Aircraft flying full as volumes – and air freight rates – go up another gear

Aircraft are much fuller than they used to be – that’s the main takeaway from the most recent air cargo industry data.

 

This has revealed higher demand in April after a dip in March and, alongside the drop in capacity, air freight is under “significant strain”, according to Clive Data Services.

With a severely muted summer schedule, capacity remains tight. Volumes in April were 1% higher than in April 2019 – but capacity was 18% lower. The dynamic load factor for April was 71% – 10 percentage points higher than in 2019, and 4 percentage points higher than last year.

“The air cargo market shifted gear again in April,” explained Niall van de Wouw, managing director of Clive.

“The month-over-month change from -3% to +1% is quite a jump, but a dynamic loadfactor of 71% represents a tremendous strain on the air cargo system.

“This lack of bandwidth, capacity-wise, is being exacerbated by the fact there is no summer schedule based on passenger demand, which is contributing to the high rates being reported in the market.

“Airlines operating ‘preighter’ services need these rates in order to operate cargo-only operations, because the margins on these services are very thin.”

China-Europe is particularly constrained, with load factors ex-China at 95% of more. Volumes were 18% higher than in 2019.

Volumes from Europe to North America fell some 10% from 2019 – but capacity fell 40%, giving it a dynamic load factor of 87%, up 21 percentage points from 2019.

The TAC Index noted that rates had started to rise again after a dip in March.

“There has been a big bounce back from the slowdown we saw in March, with prices strengthening, driven by demand outstripping capacity in several markets, with some lanes recording higher pricing levels versus the highs seen in 2020,” said Gareth Sinclair, advisory board member of TAC Index.

“The Baltic Air Freight Indices increased by almost 17% in April over March, largely driven by China (HKG & PVG) with growth at around 30%, but London Heathrow also saw an improvement on three out of four indices, although at more modest levels (3%), building on similar growth levels in March.

“Frankfurt, Chicago and Singapore origins all saw declines over March levels.
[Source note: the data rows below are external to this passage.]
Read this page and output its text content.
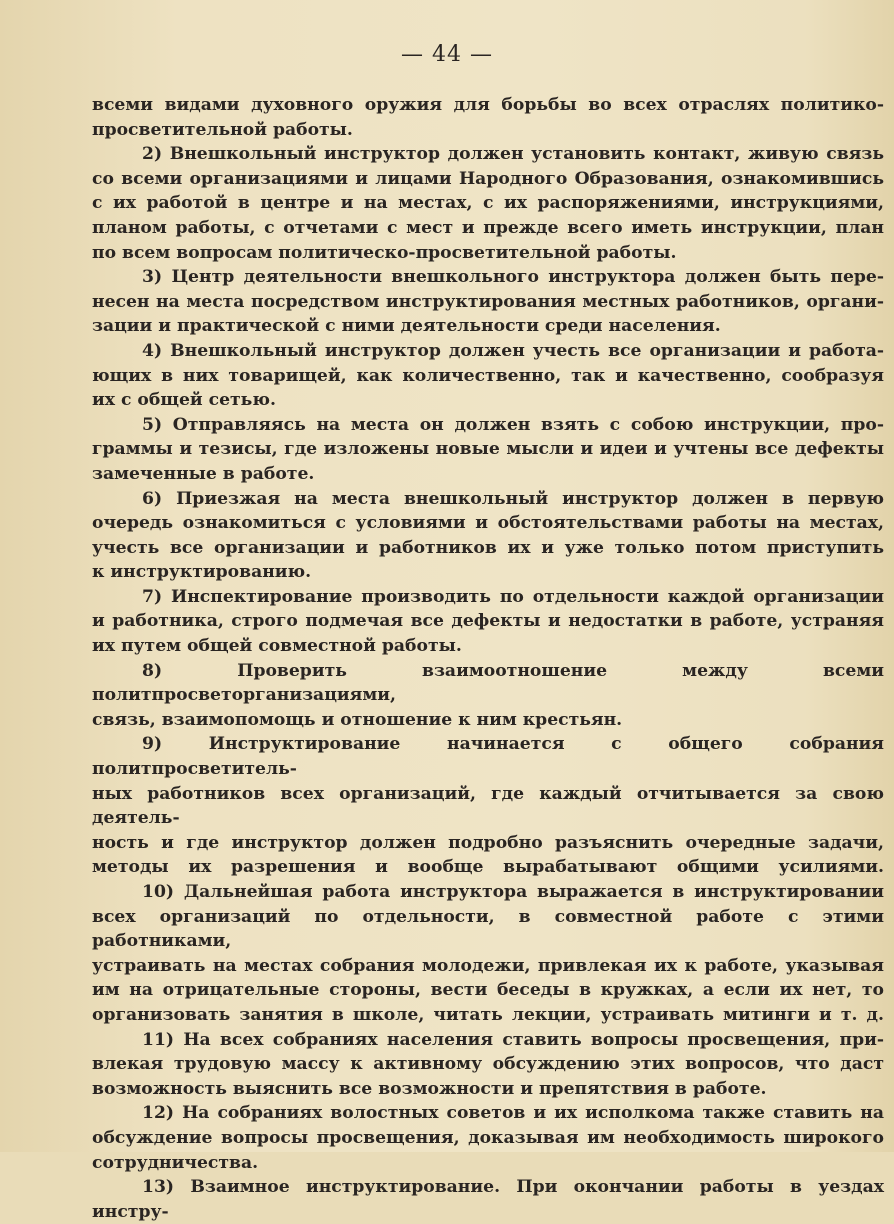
— 44 —

всеми видами духовного оружия для борьбы во всех отраслях политико-

просветительной работы.

2) Внешкольный инструктор должен установить контакт, живую связь

со всеми организациями и лицами Народного Образования, ознакомившись

с их работой в центре и на местах, с их распоряжениями, инструкциями,

планом работы, с отчетами с мест и прежде всего иметь инструкции, план

по всем вопросам политическо-просветительной работы.

3) Центр деятельности внешкольного инструктора должен быть пере-

несен на места посредством инструктирования местных работников, органи-

зации и практической с ними деятельности среди населения.

4) Внешкольный инструктор должен учесть все организации и работа-

ющих в них товарищей, как количественно, так и качественно, сообразуя

их с общей сетью.

5) Отправляясь на места он должен взять с собою инструкции, про-

граммы и тезисы, где изложены новые мысли и идеи и учтены все дефекты

замеченные в работе.

6) Приезжая на места внешкольный инструктор должен в первую

очередь ознакомиться с условиями и обстоятельствами работы на местах,

учесть все организации и работников их и уже только потом приступить

к инструктированию.

7) Инспектирование производить по отдельности каждой организации

и работника, строго подмечая все дефекты и недостатки в работе, устраняя

их путем общей совместной работы.

8) Проверить взаимоотношение между всеми политпросветорганизациями,

связь, взаимопомощь и отношение к ним крестьян.

9) Инструктирование начинается с общего собрания политпросветитель-

ных работников всех организаций, где каждый отчитывается за свою деятель-

ность и где инструктор должен подробно разъяснить очередные задачи,

методы их разрешения и вообще вырабатывают общими усилиями.

10) Дальнейшая работа инструктора выражается в инструктировании

всех организаций по отдельности, в совместной работе с этими работниками,

устраивать на местах собрания молодежи, привлекая их к работе, указывая

им на отрицательные стороны, вести беседы в кружках, а если их нет, то

организовать занятия в школе, читать лекции, устраивать митинги и т. д.

11) На всех собраниях населения ставить вопросы просвещения, при-

влекая трудовую массу к активному обсуждению этих вопросов, что даст

возможность выяснить все возможности и препятствия в работе.

12) На собраниях волостных советов и их исполкома также ставить на

обсуждение вопросы просвещения, доказывая им необходимость широкого

сотрудничества.

13) Взаимное инструктирование. При окончании работы в уездах инстру-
There continues to be a dynamic market environment with operational crewing and permits continuing to impact some carrier operations.”

He concluded: “The airfreight market continues to be strong, particularly CN/HK to US, and may continue, at least in the short term, with demand strengthening as countries relax lockdowns and subdued passenger travel continues to impact capacity.

“With the easing of Hong Kong quarantine rules for crew, Cathay Pacific, for example, is looking to restore its full market presence as soon as possible, which may dampen pricing.”